On the next corner, the Levy family runs the Bat-Yam Middle East Grocery (525 Kings Highway; 718-998-8200), a great source for Sephardic cooking ingredients such as bulgur wheat, tamarind paste, rose water, pink pickled turnips, white cheese ready to be "strung" into a pile of tangy shreds, and even dried whole eggplants. In the freezer case, you'll find sartitcha (delicately spiced sausages) and slim Moroccan "cigars" of pastry rolled around a spiced-meat filling. Kibbeh is one of the key dishes of the Syrian table; Bat-Yam makes both long torpedoes and small balls of this homey mixture of ground meat, bulgur, onions, and parsley, ready for deep-frying or poaching in soup. Before you leave try the dry-roasted salted chickpeas, the preferred theater snack of the ancient Romans.
It's unwise to go food shopping when you're hungry, so if these sights and smells make you peckish, head for David's Restaurant (539 Kings Highway; 718-998-8600), a beacon of authentic Sephardic cooking along a strip otherwise dominated by kosher versions of American fast food. Here you can satisfy your on-the-spot craving for hot, crisp Moroccan cigars, served with Yemeni chili sauce and Israeli pickles.
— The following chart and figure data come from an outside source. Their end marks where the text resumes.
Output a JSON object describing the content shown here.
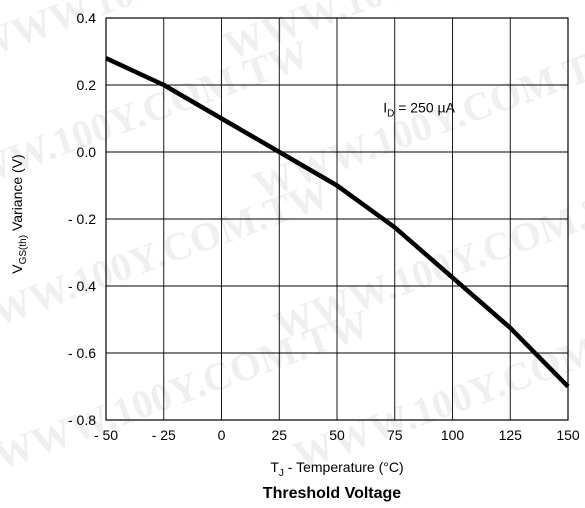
{
  "chart_data": {
    "type": "line",
    "title": "Threshold Voltage",
    "xlabel": {
      "main": "T",
      "sub": "J",
      "rest": " - Temperature (°C)"
    },
    "ylabel": {
      "main": "V",
      "sub": "GS(th)",
      "rest": "  Variance (V)"
    },
    "xlim": [
      -50,
      150
    ],
    "ylim": [
      -0.8,
      0.4
    ],
    "x_ticks": [
      -50,
      -25,
      0,
      25,
      50,
      75,
      100,
      125,
      150
    ],
    "x_tick_labels": [
      "- 50",
      "- 25",
      "0",
      "25",
      "50",
      "75",
      "100",
      "125",
      "150"
    ],
    "y_ticks": [
      0.4,
      0.2,
      0.0,
      -0.2,
      -0.4,
      -0.6,
      -0.8
    ],
    "y_tick_labels": [
      "0.4",
      "0.2",
      "0.0",
      "- 0.2",
      "- 0.4",
      "- 0.6",
      "- 0.8"
    ],
    "grid": true,
    "annotation": {
      "main": "I",
      "sub": "D",
      "rest": " = 250 µA",
      "x": 70,
      "y": 0.1
    },
    "series": [
      {
        "color": "#000000",
        "x": [
          -50,
          -25,
          0,
          25,
          50,
          75,
          100,
          125,
          150
        ],
        "y": [
          0.28,
          0.2,
          0.1,
          0.0,
          -0.1,
          -0.225,
          -0.375,
          -0.525,
          -0.7
        ]
      }
    ]
  },
  "watermark": "WWW.100Y.COM.TW"
}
Or try the Syrian bazargan, an irresistibly intense paste of bulgur wheat, dates, tamarind, tomato, and cumin, with fresh hot pita. On Sunday mornings, try Yemeni breakfast specials such as jachnoon, a roll of eggy dough cooked overnight that you pull apart with your hands and eat with a cool fresh-tomato sauce and bites of hard-boiled egg. Even better for breakfast or lunch is Tunisian shakshuka, a delectable mix of tomatoes, onions, and peppers with a tender egg cooked right in the dish. Order a side of mujadara, a classic Syrian dish of rice and lentils, with a typical fillip of flavor from caramelized onions. There's also a rotating schedule of the stuffed vegetables for which the women of Aleppo are famous. Try the artichokes braised into submission with delicate, oniony meatballs.
After reviving with a strong Yemeni coffee, visit the community's central bread bakery, Pita Sababa (540 Kings Highway; 718-382-1100). Unlike commercially produced pitas, the breads made here are soft, floury, and puffy; they come in three sizes and several flavors, including sesame, garlic, and onion. Some are painted with the strong, earthy spice mixture called za'atar. The large, flaky turnovers called koaba are filled with cheese or potato; the atayef and cigar pastries are filled with a walnut-spice mixture and decadently deep-fried.
On the way back to the subway, stop at the rather gory Kings Highway Glatt Meat (497 Kings Highway; 718-382-7655) where you'll pay much less than you would at any Manhattan kosher butcher for freshly salted brisket and short ribs.